12. A modified functional chalcomycin PKS that differs from the S. bikiniensis chalcomycin PKS by the inactivation of at least one domain of the chalcomycin PKS and/or addition of at least one domain of a non-chalcomycin PKS.

13. The modified functional chalcomycin PKS of claim 12, wherein the domain of the chalcomycin PKS or the non-chalcomycin PKS is selected from the group consisting of a loading domain, a thioesterase domain, an AT domain, a KS domain, an ACP domain, a KR domain, a DH domain, and an ER domain.

14. A cell comprising the PKS of claim 12

15. A method to prepare an chalcomycin derivative which method comprises providing extender units to the cell of claim 14.

16. A recombinant expression system capable of producing a chalcomycin synthase domain in a host cell, said system comprising an encoding sequence for a chalcomycin polyketide synthase domain, and said encoding sequence being operably linked to control sequences effective in said cell to produce RNA that is translated into said domain.

17. A host cell modified to contain a recombinant expression system of claim 16.

18. An isolated polypeptide encoded by a recombinant polynucleotide of claim 1.

19. A recombinant host cell comprising a S. bikiniensis chalcomycin PKS polypeptide selected from the group consisting of ChmGI, ChmGII, ChmGIII, ChmGIV, and ChmV.

20. The host cell of claim 19 that is S. fradiae.

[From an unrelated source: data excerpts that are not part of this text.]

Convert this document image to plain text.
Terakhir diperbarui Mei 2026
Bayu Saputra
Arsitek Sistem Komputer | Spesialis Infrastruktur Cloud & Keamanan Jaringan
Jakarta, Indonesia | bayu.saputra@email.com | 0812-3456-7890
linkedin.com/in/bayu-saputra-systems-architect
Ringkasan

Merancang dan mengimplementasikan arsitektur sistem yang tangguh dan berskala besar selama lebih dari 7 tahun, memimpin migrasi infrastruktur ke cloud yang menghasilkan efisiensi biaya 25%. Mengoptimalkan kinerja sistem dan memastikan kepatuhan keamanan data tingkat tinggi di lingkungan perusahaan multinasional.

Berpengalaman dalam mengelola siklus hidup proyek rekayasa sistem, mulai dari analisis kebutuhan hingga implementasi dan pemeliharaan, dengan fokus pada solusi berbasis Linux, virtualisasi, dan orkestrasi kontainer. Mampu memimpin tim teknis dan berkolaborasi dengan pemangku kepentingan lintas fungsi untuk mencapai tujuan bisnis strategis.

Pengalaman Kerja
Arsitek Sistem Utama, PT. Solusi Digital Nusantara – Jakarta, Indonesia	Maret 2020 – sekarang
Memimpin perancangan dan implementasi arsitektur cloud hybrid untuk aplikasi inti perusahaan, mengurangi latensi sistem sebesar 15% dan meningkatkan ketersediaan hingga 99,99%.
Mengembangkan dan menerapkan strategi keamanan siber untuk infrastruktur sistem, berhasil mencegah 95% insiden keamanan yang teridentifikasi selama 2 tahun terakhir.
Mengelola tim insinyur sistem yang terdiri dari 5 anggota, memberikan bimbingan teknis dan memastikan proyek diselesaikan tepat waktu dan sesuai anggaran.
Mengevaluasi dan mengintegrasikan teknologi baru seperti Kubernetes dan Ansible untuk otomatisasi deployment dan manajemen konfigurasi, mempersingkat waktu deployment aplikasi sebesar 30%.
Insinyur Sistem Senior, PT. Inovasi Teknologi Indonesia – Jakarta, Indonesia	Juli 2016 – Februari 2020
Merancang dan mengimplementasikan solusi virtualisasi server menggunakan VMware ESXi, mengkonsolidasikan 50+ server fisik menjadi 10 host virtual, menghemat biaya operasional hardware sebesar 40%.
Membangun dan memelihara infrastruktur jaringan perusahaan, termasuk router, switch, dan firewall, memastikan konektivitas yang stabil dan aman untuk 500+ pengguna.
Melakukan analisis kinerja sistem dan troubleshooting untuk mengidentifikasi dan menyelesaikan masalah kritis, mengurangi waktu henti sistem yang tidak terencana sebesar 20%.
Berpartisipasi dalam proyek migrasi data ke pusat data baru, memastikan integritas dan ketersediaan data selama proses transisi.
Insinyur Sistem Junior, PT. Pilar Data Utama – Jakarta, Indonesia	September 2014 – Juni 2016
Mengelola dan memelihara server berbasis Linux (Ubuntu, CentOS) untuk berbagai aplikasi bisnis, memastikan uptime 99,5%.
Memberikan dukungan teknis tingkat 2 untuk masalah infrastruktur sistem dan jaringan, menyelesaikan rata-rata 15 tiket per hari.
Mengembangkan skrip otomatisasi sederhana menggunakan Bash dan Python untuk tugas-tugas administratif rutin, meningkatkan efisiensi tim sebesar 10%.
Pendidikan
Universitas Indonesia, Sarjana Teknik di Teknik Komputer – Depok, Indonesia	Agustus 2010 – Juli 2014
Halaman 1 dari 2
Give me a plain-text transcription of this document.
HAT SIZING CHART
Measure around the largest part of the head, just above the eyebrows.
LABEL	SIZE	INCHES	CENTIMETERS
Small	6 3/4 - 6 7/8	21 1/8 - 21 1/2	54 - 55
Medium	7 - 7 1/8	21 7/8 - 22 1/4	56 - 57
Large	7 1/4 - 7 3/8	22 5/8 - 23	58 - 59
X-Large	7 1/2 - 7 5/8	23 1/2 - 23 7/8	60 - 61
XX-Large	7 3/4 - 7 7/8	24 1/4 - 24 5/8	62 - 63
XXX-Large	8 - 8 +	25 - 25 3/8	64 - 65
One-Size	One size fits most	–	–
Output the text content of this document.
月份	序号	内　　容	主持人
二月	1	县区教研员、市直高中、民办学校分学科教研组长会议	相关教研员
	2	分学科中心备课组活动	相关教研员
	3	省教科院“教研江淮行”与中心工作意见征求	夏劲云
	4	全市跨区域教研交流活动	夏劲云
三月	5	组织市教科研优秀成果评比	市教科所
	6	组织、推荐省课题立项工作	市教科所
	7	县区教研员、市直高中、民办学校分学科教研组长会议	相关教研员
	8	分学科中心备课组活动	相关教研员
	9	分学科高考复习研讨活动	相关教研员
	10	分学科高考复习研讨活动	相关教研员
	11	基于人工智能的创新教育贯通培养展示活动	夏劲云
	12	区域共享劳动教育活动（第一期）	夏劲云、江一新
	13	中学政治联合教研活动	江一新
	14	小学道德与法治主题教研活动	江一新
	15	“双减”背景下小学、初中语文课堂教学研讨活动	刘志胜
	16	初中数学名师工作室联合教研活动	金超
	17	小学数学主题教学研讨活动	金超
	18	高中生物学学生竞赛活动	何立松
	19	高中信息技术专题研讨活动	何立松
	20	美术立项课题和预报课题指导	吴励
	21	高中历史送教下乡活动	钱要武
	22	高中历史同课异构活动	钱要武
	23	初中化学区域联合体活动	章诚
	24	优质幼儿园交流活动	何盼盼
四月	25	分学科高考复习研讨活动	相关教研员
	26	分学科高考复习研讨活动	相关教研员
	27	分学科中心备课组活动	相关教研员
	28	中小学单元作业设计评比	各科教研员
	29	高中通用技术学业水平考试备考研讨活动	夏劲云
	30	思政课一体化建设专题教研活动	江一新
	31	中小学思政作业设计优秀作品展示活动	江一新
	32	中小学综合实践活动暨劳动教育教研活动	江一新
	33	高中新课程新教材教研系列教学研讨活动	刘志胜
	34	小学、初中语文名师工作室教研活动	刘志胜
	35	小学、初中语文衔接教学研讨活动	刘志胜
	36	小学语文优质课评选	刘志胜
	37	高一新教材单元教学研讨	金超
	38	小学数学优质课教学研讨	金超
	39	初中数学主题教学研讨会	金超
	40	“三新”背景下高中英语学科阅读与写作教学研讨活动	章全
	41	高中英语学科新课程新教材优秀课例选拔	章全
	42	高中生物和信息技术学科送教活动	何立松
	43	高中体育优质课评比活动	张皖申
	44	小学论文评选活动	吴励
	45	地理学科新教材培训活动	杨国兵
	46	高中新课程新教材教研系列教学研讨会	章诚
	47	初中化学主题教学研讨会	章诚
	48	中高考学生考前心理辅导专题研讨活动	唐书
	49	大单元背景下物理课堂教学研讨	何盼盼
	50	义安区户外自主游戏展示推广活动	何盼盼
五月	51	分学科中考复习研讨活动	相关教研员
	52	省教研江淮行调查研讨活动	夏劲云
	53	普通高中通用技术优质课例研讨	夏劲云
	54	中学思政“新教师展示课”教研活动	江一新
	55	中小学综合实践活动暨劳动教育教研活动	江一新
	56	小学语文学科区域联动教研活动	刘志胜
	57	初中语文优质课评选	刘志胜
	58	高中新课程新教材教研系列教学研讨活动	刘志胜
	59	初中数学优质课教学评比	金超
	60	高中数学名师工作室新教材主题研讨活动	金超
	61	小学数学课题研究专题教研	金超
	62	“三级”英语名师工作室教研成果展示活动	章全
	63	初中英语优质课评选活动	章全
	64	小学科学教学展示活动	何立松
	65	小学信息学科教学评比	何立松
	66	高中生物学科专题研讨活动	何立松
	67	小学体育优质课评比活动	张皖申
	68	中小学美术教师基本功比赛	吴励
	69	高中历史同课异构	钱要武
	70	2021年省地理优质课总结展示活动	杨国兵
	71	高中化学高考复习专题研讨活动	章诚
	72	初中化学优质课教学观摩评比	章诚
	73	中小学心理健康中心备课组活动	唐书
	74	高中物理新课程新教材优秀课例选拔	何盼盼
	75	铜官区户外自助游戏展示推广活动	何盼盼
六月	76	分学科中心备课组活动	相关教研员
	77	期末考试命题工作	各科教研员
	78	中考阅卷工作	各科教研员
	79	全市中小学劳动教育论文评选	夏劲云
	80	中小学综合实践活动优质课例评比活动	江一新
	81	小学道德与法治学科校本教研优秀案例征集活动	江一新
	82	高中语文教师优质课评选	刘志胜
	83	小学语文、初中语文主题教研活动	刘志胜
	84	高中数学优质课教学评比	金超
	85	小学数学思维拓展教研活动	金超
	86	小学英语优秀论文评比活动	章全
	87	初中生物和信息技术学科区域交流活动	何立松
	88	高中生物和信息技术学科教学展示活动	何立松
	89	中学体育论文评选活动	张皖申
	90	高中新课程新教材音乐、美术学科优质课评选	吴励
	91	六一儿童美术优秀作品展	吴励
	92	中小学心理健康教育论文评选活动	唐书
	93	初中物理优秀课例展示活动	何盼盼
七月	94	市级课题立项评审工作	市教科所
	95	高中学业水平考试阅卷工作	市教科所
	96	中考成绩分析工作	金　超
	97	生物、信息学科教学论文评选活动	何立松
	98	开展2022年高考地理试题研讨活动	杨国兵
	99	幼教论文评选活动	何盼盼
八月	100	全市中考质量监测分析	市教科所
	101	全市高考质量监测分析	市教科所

21. A recombinant S. bikiniensis cell in which a chmGI, chmGII, chmGIII, chmGIV, or chmV is disrupted so as to reduce or eliminate production of chalcomycin.

22. A recombinant DNA molecule encoding a first protein comprising one or more modules of a chalcomycin PKS and a second protein comprising one or more modules of a tylosin PKS or spiramycin PKS.

23. The DNA molecule of claim 22 wherein the hybrid polyketide synthase comprises one or more polypeptides of a chalcomycin PKS and one or more polypeptides of a tylosin PKS or spiramycin PKS.

24. A recombinant host cell comprising a hybrid polyketide synthase comprising one or more modules of a chalcomycin PKS and one or more modules of a tylosin PKS or spiramycin PKS.

25. A recombinant DNA molecule, comprising a sequence of at least about 200, optionally at least about 500, basepairs with a sequence identical or substantially identical to a protein encoding region of SEQ ID NO:1.

26. The DNA molecule of claim 25 that encodes a polypeptide, module or domain derived from a chalcomycin polyketide synthase (PKS) gene cluster.

27. A method of producing a polyketide, which method comprises growing the recombinant host cell of claim 17 or 24 under conditions whereby a polyketide synthesized by a PKS comprising a protein encoded by said recombinant DNA molecule is produced in the cell.

28. The method of claim 27 further comprising recovering the synthesized polyketide.

29. The method of claim 28 further comprising chemically modifying said polyketide.

30. The method of claim 28 further comprising formulating said polyketide for administration to a mammal.